L’affermazione che «l’arte e la scienza sono libere e libero ne è l’insegnamento» apre l’articolo 33 della Costituzione, nel capitolo della sua prima parte dedicato ai rapporti etico-sociali. Essa segue gli articoli dedicati alla famiglia e quello sulla salute come fondamentale diritto dell’individuo e interesse della collettività. L’idea è chiara. Questa libertà genera «merito» a partire da opportunità che sono date a tutti e per dare a tutti più opportunità. Si riconosce cioè che la scienza e le sue istituzioni sono un vettore di crescita non solo economica, ma anche civile e di legame. Oggi si parla della «terza missione» dell’università proprio per sottolineare questo duplice aspetto. Ed è in questa prospettiva che, qualche mese fa, un gruppo di docenti del Politecnico di Milano si è rivolto al Capo dello Stato per ricordare il dovere di garantire un accesso alla ricerca e all’alta formazione equamente distribuito su tutto il territorio nazionale. Il campionato delle università non produce questa equità e rischia al contrario di allargare le distanze fra i territori del nostro paese, togliendo risorse a chi ne avrebbe più bisogno. Buone università aiutano a far crescere il capitale sociale insieme a quello umano e dunque buone imprese, buona amministrazione, buoni ospedali. Ricordare questa elementare verità non significa ripetere gli errori di chi ha assecondato la logica secondo la quale ogni campanile aveva diritto almeno a qualche facoltà, ma usare la valutazione, prima ancora che per premiare e punire, per individuare le debolezze del sistema, intervenire con efficacia e sostenere anche attraverso le nostre università lo sviluppo di tutto il paese. Questo dovere della politica è stato riconosciuto dallo stesso Presidente del Consiglio, che, rispondendo ai vincitori dei bandi europei emigrati, ha annunciato «la creazione di infrastrutture che producano attrattività e mobilità su tutto il territorio nazionale, in particolare al Sud».

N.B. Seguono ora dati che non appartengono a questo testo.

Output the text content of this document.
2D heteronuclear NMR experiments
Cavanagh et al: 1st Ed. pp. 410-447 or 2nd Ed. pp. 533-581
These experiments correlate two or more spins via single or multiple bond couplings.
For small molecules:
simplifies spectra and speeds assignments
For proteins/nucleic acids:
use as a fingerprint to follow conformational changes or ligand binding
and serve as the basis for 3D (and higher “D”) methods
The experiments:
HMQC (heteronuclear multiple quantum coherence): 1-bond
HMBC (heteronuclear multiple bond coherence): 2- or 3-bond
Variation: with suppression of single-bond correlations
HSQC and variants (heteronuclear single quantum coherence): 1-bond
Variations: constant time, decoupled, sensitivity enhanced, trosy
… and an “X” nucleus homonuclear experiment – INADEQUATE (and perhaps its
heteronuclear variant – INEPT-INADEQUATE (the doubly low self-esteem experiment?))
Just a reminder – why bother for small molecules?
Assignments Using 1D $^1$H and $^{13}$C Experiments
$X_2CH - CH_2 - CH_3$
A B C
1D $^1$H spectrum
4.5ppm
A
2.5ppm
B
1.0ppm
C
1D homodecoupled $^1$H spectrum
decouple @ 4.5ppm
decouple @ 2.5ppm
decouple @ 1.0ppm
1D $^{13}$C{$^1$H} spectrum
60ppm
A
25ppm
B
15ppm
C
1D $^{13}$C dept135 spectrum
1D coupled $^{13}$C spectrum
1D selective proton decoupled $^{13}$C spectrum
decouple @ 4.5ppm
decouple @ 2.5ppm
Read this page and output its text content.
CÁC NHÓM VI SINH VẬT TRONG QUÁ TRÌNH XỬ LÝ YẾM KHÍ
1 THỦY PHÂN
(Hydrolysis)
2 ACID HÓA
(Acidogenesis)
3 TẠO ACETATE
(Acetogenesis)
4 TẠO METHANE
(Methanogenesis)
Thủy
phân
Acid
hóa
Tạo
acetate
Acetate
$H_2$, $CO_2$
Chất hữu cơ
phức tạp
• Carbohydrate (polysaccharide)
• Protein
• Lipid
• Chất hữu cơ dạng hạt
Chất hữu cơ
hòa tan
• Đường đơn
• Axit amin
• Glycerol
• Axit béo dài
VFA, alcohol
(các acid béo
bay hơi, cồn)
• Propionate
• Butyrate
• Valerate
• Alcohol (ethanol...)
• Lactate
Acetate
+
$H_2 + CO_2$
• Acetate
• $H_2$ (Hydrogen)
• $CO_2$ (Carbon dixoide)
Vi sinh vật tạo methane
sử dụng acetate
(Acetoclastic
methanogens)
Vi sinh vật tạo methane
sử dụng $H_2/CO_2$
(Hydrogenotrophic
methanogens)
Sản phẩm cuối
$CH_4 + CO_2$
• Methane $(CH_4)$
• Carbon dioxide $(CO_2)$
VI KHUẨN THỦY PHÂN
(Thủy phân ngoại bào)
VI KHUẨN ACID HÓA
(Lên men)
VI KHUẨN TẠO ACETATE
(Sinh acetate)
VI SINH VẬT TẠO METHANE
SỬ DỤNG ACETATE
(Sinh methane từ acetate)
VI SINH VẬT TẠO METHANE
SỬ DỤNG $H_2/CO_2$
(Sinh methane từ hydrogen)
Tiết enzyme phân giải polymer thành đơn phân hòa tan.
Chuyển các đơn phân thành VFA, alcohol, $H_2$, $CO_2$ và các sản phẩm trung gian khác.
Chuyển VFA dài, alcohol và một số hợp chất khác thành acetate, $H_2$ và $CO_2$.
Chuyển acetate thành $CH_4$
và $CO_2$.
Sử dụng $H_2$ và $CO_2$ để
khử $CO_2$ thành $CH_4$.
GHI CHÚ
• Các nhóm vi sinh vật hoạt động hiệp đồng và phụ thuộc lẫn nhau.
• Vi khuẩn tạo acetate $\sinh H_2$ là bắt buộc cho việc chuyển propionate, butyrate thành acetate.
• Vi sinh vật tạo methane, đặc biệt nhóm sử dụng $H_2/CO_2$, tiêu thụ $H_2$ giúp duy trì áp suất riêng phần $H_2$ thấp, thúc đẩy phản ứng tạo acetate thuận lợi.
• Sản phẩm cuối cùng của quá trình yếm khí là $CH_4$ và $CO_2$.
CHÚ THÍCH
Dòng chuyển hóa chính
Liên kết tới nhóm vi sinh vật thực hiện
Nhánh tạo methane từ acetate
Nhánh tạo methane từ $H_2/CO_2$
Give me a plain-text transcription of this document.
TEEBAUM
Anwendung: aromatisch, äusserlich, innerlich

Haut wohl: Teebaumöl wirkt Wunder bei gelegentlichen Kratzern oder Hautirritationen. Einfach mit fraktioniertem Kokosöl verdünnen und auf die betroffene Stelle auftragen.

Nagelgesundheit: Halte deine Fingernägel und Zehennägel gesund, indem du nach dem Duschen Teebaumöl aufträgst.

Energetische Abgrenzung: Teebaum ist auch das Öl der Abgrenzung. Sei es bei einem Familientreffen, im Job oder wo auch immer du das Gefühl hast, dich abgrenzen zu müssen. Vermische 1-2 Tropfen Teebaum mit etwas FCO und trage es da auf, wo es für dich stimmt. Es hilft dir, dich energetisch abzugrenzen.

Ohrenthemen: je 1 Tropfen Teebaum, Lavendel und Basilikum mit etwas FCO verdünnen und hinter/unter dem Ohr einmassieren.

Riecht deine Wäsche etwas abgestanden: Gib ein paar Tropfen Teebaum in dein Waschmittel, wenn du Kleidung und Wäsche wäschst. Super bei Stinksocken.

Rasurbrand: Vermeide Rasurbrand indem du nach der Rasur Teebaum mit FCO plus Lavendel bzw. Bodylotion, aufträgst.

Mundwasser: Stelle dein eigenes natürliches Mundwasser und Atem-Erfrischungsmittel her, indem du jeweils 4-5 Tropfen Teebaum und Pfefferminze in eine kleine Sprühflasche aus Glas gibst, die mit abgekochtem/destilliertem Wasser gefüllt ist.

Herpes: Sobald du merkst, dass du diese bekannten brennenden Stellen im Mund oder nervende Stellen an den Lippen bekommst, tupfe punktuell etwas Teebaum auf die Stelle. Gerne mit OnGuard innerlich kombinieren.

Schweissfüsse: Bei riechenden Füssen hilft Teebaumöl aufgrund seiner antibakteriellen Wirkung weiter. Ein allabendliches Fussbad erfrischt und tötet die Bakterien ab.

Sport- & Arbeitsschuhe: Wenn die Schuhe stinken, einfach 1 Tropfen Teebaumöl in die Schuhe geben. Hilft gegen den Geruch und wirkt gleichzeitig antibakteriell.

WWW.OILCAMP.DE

Università di serie A e B: ma la conoscenza non è una partita di calcio

La sfida dell’art. 34 della Costituzione è ancora più semplice. Il campionato e le sue classifiche possono facilmente portare alla creazione di una serie A (con poche squadre) e di una serie B, per usare un linguaggio ormai diffuso fra gli stessi addetti ai lavori. Anche gli studenti «giocheranno» dunque in serie A o in serie B, a seconda dell’università che potranno frequentare. Magari con il corollario che di serie A e di serie B saranno i percorsi professionali che potranno poi intraprendere. Ma «i capaci e meritevoli, anche se privi di mezzi, hanno il diritto di raggiungere i gradi più alti degli studi». I mezzi, mano a mano che il campionato mieterà le sue vittime, faranno sempre più la differenza, perché non tutte le famiglie possono permettersi un «fuori sede». La Conferenza dei Rettori, in occasione della giornata per la Primavera dell’Università del 21 marzo, ha ricordato che gli strumenti del diritto allo studio sono un oggetto sconosciuto per la quasi totalità degli studenti italiani, a differenza di quello che accade in paesi come la Francia e la Germania. In questo modo, però, è chiaro che per molti il campionato (della vita) sarà perso prima ancora di cominciare. È davvero arduo immaginare che possa essere questa la strada verso la cultura del merito, che la nostra Costituzione non ci consente di pensare senza la cultura dell’equità.